Early on, he would send to Nebraska doctors who were willing to be trained as researchers. Some would stay long enough to attain degrees before returning home to join the effort. Now that the project is more established, there is enough support to provide training for them on site. Researchers can attain their Ph.D. as the project has evolved to meet the needs of the researchers in their own countries, often with the support of NIH Fogarty global health research funds.

“We’re on second and third generation of trainees in Zambia,” Wood said. “This is the way we do hybrid programs to train people and treat human resources as infrastructure. The key is to empower them. Key to that progress was helping to change the mentality of the hospitals by getting doctors on board as researchers. Once they could see the benefit of research on their patients, they wanted to help.”

Geraldina Dominguez, director of the AIDS Malignancy Program at NIH’s National Cancer Institute, has long been familiar with Wood’s work and has visited the labs established in Zambia and Tanzania.

“For the diseases he works on, there is no better place. When he travels, his suitcase is full of supplies he brought with him. He’s gone to these low resource countries, set up a lab, a space to see patients. It’s amazing, and he can do this because he has the cooperation and buy-in of the locals, doctors and ministries of health. To work in these countries you have to have that.”

Wood credited co-investigator Chipepo Kankasa, a pediatrician and director of the University of Zambia Teaching Hospital HIV/AIDS program, for keeping the research running for 20 years. Wood said he saw other programs start and fail due to a tendency of “scientific imperialism,” or not giving ownership of the work to those working in their home countries.

“They have the training and the facility to do their work,” Wood said. “That’s the key to building transparency and relationships. Just having it run by U.S. people is not the right model. They want a bigger role to be played by locals. Chipepo and I are co-investigators. I don’t think it’s fair to go there, take all the samples, and then leave. That’s not the way to sustain a relationship.”

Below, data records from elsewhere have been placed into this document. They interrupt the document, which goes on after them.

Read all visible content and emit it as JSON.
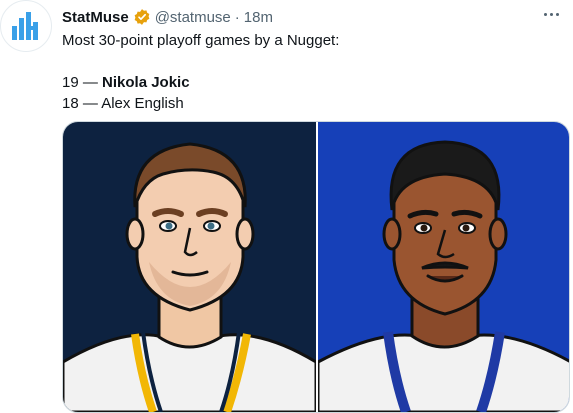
{
  "author": {
    "display_name": "StatMuse",
    "handle": "@statmuse",
    "separator": "·",
    "time": "18m",
    "verified_icon": "verified-badge-icon",
    "avatar_icon": "statmuse-logo-icon"
  },
  "tweet": {
    "line1": "Most 30-point playoff games by a Nugget:",
    "rank1_count": "19 —",
    "rank1_name": "Nikola Jokic",
    "rank2": "18 — Alex English"
  },
  "media": {
    "left_player_icon": "nikola-jokic-illustration",
    "right_player_icon": "alex-english-illustration"
  },
  "colors": {
    "brand_blue": "#1d9bf0",
    "left_bg": "#0d2240",
    "right_bg": "#1640b8",
    "nuggets_gold": "#f2b705"
  }
}
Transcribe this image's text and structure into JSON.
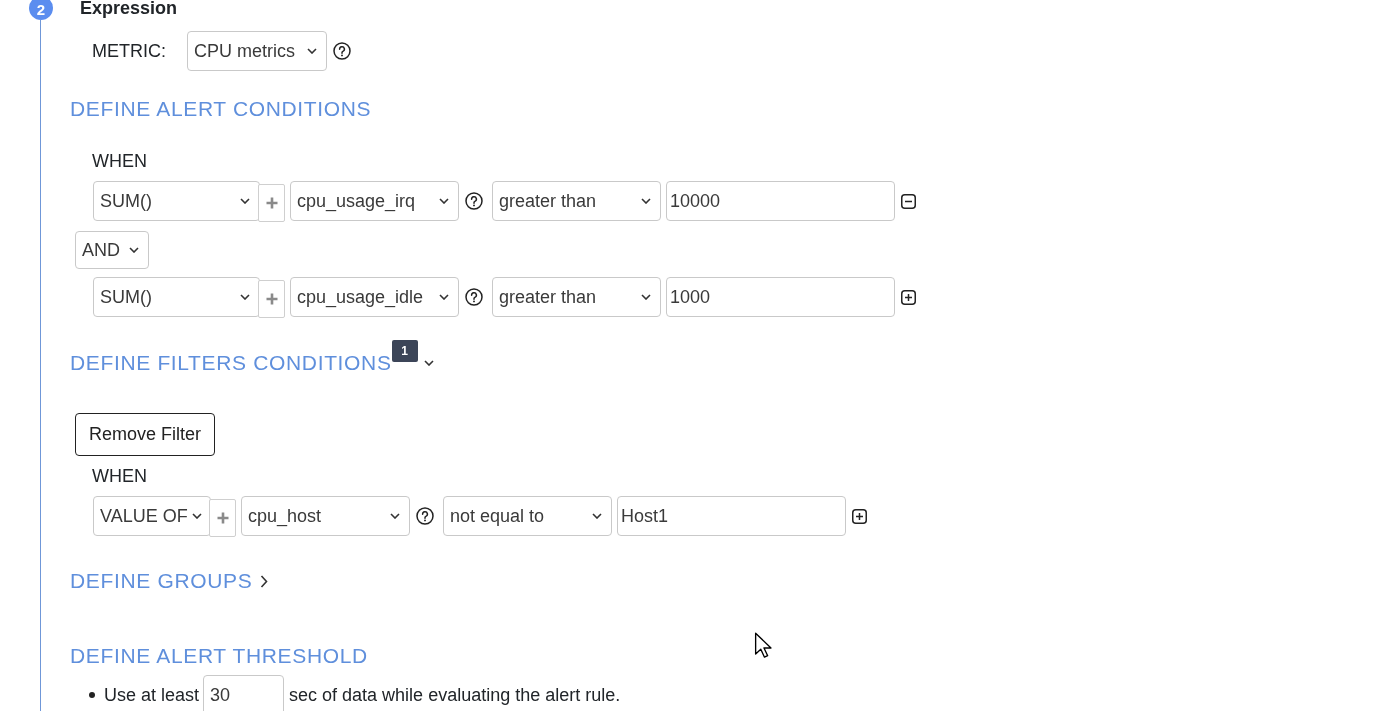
{
  "step": {
    "number": "2",
    "title": "Expression"
  },
  "metric": {
    "label": "METRIC:",
    "value": "CPU metrics"
  },
  "alert_conditions": {
    "heading": "DEFINE ALERT CONDITIONS",
    "when_label": "WHEN",
    "rows": [
      {
        "kind": "condition",
        "aggregate": "SUM()",
        "field": "cpu_usage_irq",
        "operator": "greater than",
        "value": "10000",
        "removable": true
      },
      {
        "kind": "joiner",
        "value": "AND"
      },
      {
        "kind": "condition",
        "aggregate": "SUM()",
        "field": "cpu_usage_idle",
        "operator": "greater than",
        "value": "1000",
        "removable": false
      }
    ]
  },
  "filter_conditions": {
    "heading": "DEFINE FILTERS CONDITIONS",
    "count": "1",
    "expanded": true,
    "remove_button": "Remove Filter",
    "when_label": "WHEN",
    "rows": [
      {
        "kind": "condition",
        "aggregate": "VALUE OF",
        "field": "cpu_host",
        "operator": "not equal to",
        "value": "Host1",
        "removable": false
      }
    ]
  },
  "groups": {
    "heading": "DEFINE GROUPS",
    "expanded": false
  },
  "alert_threshold": {
    "heading": "DEFINE ALERT THRESHOLD",
    "items": [
      {
        "before": "Use at least",
        "value": "30",
        "after": "sec of data while evaluating the alert rule."
      }
    ]
  }
}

Owen Ngalamika, a doctor at the UTH in Zambia and director of its skin and STI clinic, can attest to the importance of relationships and mentorship. He is a recipient of the NIH Emerging Global Leader award and is a principal investigator in the lab.

“You can’t do proper research without a proper lab,” Ngalamika said. “But this work is not just running the lab and getting published. It’s how to get funding, acquire staff, establish collaborations. If you can’t get funding, there’s not much you can do. You need to learn to write a grant, get published in a good journal and put those things together. Dr. Wood has been able to guide me and others in so many ways — not just on how to design research.”

Wood said Ngalamika is a great example of the program’s success and the potential for creating lasting impact from these relationships.

“We mentored Owen — he was a doctor — and we got him engaged in research. Now he’s running the lab. I want things to continue after me, to let go and have them take over. Having the right partners is so important. Promote and let go.”

Dominguez had some advice for early career researchers who are inspired by Wood’s international impact:

“Find a mentor like Charlie Wood. You have to be mentored, whether you’re a young fellow or you want to do work in low- and middle-income countries. It’s difficult to do that without support and he has done a great job of that; many of his mentees are already seeking funding on their own. That’s a tremendous compliment to Charlie.”